Outras decisões, nos últimos dias, indicam o ritmo mais veloz. Em 30 de abril, Moraes decidiu que as testemunhas indicadas pelas defesas não precisarão ser intimadas pelo STF; caberá aos advogados garantirem que apareçam para depor nos dias agendados.
As seis testemunhas de acusação indicadas pela Procuradoria-Geral da República serão ouvidas, por videoconferência, no próximo dia 19 de maio.

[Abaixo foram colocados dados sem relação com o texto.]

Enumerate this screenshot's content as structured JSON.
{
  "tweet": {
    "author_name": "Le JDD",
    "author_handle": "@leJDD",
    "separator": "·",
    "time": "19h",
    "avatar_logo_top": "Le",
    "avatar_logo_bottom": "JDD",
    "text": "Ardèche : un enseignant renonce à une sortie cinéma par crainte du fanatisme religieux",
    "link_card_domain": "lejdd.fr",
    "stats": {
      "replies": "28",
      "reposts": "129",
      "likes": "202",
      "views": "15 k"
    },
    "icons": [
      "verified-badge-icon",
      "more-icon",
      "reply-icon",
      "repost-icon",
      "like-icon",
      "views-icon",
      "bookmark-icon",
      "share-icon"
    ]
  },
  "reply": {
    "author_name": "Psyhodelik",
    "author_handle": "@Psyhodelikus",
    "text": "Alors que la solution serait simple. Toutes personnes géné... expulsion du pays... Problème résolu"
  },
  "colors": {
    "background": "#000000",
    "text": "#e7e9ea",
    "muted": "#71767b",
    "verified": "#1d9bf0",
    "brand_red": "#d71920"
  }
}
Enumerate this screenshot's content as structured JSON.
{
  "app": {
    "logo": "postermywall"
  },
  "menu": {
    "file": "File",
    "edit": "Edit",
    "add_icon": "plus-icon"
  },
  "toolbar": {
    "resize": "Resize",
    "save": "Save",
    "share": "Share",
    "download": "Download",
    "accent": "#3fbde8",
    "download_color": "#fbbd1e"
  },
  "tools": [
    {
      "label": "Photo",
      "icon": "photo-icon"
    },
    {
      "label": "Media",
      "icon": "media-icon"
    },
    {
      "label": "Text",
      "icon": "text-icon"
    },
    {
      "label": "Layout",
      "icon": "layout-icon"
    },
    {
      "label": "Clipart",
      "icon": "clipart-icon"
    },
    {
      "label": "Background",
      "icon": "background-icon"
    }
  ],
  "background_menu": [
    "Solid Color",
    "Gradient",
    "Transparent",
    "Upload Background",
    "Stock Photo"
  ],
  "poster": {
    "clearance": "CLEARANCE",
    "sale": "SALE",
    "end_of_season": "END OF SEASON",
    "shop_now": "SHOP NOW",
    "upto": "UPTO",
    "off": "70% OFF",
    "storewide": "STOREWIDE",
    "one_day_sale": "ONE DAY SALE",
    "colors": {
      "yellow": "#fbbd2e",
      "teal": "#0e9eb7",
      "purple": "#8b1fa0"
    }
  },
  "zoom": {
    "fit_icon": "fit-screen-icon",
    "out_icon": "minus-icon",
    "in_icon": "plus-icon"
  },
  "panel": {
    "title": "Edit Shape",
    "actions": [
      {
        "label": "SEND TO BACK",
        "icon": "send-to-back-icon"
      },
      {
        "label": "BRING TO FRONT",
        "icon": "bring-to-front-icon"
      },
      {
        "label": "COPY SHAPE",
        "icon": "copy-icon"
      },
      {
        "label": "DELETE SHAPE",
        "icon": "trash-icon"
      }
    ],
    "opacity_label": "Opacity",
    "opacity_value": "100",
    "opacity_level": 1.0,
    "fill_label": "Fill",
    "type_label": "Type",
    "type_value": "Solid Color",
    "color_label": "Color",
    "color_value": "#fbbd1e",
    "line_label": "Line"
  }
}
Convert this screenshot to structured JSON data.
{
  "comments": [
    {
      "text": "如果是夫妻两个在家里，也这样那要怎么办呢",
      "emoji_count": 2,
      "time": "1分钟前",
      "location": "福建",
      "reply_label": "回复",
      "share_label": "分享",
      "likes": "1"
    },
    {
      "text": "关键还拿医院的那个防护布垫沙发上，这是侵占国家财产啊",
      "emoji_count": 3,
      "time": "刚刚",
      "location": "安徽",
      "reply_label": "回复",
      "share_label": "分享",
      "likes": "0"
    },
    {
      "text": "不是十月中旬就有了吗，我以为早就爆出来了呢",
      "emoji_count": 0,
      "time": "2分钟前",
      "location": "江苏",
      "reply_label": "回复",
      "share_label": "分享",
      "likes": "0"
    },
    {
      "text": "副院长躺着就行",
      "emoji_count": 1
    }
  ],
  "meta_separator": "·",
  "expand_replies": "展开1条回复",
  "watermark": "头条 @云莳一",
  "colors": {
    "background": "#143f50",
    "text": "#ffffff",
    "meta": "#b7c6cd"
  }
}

As oito testemunhas do delator Mauro Cid, ex-ajudante de ordens de Bolsonaro, vão depor no dia 22. No período de 23 de maio a 2 de junho serão ouvidas 68 testemunhas de defesa.
Dentro do grupo, mais de 40 pessoas são servidores que têm direito de escolher data e hora do depoimento – parlamentares, militares, policiais, etc. –, mas segundo Moraes deverão se encaixar nos dias agendados.
“Há necessidade de iniciar a instrução processual final, com o agendamento da audiência de instrução, para oitiva das testemunhas de acusação e defesa, nos termos da Lei nº 8.038/90, do Código de Processo Penal e do Regimento Interno do Supremo Tribunal Federal”, escreveu o ministro na decisão em que marcou as datas dos depoimentos, no último dia 7 de maio.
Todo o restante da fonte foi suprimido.